Signieren

Wie signiert man ein Bild richtig? Links unten, rechts unten? In kleiner oder großer Schrift? In Versalien? Reichen Initialen aus oder soll es ein Monogramm sein? Soll die Signatur überhaupt auf der Bildoberfläche erscheinen – oder befremdet sie das Werk nicht vielmehr? Vielleicht doch besser nur auf der Rückseite? Und ist es überhaupt noch zeitgemäß, zu signieren?

Diese Fragen sind beileibe nicht neu. Sie beschäftigen nicht nur Kunstwissenschaftler bei der Klärung von Provenienz und Urheberschaft, sondern bewegen selbstverständlich auch den Künstler selbst, der sich als Vater seiner Werke versteht. Um die Frage nach dem richtigen Signum zu beantworten, gilt für mich: hört auf das Werk! Es teilt sich euch mit.

In diesem Bewußtsein versuchte ich bereits zu Beginn meines Studiums, eine Signiersprache zu entwickeln, die zwar omniexistent ist, sich jedoch nicht aufmerksamkeitsheischend verselbständigt. Daher nutzte ich von Anfang an textuelle Bildfragmente, die geradezu dazu prädestiniert sind, den erwartbaren Text gegen meinen Namen einzutauschen. Diese Fragmente warten darüber hinaus mitunter mit sämtlichen Metadaten zum Werk auf.

Im Laufe der Zeit oblag es dann den unterschiedlichen Malweisen selbst, mir zu diktieren, wie sie von meiner Autorschaft in Kenntnis gesetzt werden wollten. So wählte ich im Bereich der klassischen Malerei eine Kurrent. Da mich seit jeher die russische realistische Malerei – namentlich die der Wanderer-Bewegung (ruß. Peredvižniki) – begeisterte, lag es nahe, auch eine kyrillische Unterschrift zu etablieren.

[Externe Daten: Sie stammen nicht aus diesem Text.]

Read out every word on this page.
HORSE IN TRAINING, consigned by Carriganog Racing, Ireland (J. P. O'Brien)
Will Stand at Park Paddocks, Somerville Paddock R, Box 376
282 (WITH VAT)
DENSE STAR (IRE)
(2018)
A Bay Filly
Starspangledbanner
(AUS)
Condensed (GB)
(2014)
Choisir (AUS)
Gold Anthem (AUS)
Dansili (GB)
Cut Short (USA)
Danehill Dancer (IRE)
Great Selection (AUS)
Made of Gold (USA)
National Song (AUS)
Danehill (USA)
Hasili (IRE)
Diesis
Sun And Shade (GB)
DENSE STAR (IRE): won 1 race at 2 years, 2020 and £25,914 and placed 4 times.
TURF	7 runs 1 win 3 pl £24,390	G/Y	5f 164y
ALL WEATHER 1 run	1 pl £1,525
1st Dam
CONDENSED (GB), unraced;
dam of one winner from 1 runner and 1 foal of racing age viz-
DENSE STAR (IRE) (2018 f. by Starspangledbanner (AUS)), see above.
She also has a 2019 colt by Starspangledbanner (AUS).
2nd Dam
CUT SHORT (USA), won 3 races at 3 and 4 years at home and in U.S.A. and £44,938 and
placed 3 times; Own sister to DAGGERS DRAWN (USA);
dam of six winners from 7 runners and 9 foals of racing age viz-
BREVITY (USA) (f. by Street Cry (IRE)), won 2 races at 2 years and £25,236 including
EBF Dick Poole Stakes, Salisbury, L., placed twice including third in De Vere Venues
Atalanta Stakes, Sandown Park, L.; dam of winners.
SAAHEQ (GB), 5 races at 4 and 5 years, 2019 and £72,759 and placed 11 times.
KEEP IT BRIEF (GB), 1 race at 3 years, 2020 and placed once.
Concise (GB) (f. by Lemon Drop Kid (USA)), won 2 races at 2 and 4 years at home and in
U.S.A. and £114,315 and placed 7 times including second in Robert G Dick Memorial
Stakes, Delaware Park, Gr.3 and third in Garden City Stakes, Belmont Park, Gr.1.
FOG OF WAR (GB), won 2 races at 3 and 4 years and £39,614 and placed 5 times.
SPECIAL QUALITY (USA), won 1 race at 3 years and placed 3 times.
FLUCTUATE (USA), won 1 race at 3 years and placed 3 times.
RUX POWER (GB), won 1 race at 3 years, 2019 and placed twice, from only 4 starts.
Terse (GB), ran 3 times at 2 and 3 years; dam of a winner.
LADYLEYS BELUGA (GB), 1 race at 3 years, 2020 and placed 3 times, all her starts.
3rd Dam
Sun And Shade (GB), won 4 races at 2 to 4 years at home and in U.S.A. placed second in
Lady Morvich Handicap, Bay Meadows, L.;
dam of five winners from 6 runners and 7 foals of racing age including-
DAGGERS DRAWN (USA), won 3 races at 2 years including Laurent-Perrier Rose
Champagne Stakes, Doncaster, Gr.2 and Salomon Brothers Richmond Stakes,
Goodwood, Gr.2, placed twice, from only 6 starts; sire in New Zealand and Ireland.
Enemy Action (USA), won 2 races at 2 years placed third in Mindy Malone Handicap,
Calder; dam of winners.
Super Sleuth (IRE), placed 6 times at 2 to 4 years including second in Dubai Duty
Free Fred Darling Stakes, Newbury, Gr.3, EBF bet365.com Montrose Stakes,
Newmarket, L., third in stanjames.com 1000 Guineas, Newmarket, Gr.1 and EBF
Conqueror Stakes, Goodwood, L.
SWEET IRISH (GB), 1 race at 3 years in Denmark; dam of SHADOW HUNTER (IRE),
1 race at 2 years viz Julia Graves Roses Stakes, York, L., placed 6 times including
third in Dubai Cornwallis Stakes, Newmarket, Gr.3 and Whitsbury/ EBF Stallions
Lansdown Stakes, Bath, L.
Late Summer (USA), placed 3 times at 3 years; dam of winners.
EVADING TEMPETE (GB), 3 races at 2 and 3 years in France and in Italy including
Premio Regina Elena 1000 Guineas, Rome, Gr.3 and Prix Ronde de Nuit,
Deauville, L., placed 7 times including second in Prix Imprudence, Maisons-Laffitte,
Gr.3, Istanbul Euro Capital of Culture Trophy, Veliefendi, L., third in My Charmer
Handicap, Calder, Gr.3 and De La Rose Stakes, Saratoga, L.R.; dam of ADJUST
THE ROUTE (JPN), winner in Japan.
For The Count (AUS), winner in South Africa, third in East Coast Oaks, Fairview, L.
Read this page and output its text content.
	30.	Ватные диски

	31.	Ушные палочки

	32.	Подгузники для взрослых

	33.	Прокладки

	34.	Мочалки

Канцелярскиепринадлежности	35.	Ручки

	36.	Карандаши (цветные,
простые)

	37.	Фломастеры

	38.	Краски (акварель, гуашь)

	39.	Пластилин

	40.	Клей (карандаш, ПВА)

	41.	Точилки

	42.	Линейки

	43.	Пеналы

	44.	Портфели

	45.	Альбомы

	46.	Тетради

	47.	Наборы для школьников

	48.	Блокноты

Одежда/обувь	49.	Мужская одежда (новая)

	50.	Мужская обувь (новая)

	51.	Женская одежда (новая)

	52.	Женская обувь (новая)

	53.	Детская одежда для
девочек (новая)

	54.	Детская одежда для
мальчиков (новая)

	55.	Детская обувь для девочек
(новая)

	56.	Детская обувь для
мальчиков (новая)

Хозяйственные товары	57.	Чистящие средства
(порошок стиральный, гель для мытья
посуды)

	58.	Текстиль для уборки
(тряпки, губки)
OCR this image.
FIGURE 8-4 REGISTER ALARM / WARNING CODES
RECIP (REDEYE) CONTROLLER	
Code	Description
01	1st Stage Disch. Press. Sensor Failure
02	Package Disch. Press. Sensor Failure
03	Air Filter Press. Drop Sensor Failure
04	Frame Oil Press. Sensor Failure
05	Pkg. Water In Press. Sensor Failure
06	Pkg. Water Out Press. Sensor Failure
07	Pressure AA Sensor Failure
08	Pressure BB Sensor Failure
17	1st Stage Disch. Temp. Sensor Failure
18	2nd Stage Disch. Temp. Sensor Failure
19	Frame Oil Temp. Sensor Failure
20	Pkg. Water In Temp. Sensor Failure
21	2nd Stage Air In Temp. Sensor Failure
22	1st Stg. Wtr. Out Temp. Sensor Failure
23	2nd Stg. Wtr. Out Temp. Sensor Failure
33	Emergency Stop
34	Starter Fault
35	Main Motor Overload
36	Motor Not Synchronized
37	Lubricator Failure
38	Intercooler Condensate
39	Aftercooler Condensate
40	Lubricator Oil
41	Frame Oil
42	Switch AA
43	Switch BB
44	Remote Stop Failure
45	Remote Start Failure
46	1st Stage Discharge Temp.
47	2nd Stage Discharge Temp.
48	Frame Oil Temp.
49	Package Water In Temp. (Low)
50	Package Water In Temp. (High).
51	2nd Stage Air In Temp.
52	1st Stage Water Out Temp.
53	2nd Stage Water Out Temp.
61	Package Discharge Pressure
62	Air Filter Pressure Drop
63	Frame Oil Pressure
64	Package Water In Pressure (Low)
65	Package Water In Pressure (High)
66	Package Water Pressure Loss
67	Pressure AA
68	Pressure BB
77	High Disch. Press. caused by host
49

Es existieren Werke, in denen ich meinen Nachnamen schlicht kyrillisiert habe, was sich als Фридрихъ (wissenschaftl. Fridrichʺ) manifestierte. Da dies weder besonders ostslawisch noch ästhetisch wirkte – ungeachtet meiner Versuche, diese dem Schreibstile Repins nächstmöglich anzugleichen –, entschied ich mich schließlich für eine Übersetzung meines Namens in eine slawische Varietät. Da mein Name sprechend ist, fiel dies nicht schwer: Friedrich = althochdeutsch frid („Frieden“, „Schutz“) + rîhhi („mächtig“, „Herrscher“, „Reich“). Diese Bestandteile lassen sich problemlos lehnübersetzen.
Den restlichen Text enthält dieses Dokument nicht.